McMurry, who has been with GDOT for 25 years, became chief engineer at the start of 2013. Last November, Deal selected him to be the agency’s planning chief.
Golden, a 27-year GDOT veteran, had led the agency from September 2011, first as interim commissioner and then as commissioner since March 2012.
This change in agency leadership comes as Gov. Deal has been pushing for the legislature to come up with new revenues to pay for transportation improvements.
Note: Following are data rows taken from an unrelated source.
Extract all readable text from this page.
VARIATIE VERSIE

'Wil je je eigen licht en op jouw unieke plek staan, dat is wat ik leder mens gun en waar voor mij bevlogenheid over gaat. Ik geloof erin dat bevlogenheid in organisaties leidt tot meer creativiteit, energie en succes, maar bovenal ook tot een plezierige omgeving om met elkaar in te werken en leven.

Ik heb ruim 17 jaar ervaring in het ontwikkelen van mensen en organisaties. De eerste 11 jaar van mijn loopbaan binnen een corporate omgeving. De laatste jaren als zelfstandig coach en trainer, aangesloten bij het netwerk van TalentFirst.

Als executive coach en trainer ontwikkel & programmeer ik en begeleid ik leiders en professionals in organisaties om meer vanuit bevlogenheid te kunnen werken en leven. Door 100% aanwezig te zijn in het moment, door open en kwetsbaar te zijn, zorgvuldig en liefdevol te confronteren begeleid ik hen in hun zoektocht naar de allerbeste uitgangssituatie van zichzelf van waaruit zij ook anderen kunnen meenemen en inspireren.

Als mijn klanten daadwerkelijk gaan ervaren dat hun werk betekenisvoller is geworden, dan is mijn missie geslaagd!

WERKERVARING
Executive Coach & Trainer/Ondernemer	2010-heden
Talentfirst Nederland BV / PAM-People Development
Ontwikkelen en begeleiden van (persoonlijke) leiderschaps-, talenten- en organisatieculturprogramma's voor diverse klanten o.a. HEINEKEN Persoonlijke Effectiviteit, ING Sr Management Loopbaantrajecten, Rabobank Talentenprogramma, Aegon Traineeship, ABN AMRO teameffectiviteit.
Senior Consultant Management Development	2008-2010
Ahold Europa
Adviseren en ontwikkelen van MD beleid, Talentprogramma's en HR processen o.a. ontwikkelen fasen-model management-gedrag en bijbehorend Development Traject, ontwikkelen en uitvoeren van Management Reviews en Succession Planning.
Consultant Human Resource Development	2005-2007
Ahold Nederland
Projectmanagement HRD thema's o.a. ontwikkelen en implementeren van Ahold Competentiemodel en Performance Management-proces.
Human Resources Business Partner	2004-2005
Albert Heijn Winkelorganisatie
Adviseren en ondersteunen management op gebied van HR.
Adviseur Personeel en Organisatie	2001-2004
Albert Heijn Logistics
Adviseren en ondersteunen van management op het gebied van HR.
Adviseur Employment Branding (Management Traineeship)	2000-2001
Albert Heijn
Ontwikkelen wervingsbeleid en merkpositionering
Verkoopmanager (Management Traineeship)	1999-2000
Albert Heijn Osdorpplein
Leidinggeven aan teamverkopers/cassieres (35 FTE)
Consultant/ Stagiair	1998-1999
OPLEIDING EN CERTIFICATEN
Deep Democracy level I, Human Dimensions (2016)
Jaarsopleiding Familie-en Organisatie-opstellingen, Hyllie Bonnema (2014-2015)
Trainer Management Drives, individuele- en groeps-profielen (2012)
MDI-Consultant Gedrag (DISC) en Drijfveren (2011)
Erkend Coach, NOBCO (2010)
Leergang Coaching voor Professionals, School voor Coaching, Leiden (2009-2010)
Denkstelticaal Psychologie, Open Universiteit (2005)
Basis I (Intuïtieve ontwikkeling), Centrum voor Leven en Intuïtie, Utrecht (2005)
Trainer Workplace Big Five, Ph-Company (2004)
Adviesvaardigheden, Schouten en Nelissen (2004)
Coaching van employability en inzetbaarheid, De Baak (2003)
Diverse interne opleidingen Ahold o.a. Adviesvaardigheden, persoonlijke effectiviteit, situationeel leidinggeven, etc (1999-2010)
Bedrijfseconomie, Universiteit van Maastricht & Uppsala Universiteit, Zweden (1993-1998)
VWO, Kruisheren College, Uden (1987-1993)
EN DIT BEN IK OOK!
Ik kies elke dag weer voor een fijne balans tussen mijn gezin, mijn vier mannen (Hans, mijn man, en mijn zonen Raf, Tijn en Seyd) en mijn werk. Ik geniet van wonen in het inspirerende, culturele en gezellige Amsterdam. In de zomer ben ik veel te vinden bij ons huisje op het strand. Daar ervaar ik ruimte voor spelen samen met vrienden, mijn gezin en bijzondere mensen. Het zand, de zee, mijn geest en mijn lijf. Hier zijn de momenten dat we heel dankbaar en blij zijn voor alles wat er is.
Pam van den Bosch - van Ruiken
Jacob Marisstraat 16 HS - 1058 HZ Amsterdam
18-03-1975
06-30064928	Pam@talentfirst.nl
In his Jan. 14 “State of the State” address, Deal urged lawmakers to “ensure that our network of bridges, roads and other vital infrastructure are well maintained and that the increasing transportation needs of our population are met.”
Deal said the state’s excise tax on motor fuel has been unchanged since 1971, even as average vehicle fuel efficiency has almost doubled and nearly cut in half the tax take per miles traveled. “According to industry experts, simply maintaining what we currently have on our roadways requires a minimum of hundreds of millions of dollars in new revenue each year,” he said. “Some industry experts even suggest it’s more than $1 billion a year.”

Golden reportedly sent GDOT employees a message on Jan. 16, telling them he’d notified the State Transportation Board two days earlier of his plans to leave.
In that message, he noted he had become eligible to retire during 2014, but wanted to complete work with the Joint Transportation Infrastructure Study Committee as it tried to craft options for increasing transportation funding. That panel wrapped up its work the last day of December, Golden said, with a menu of choices for lawmakers to consider.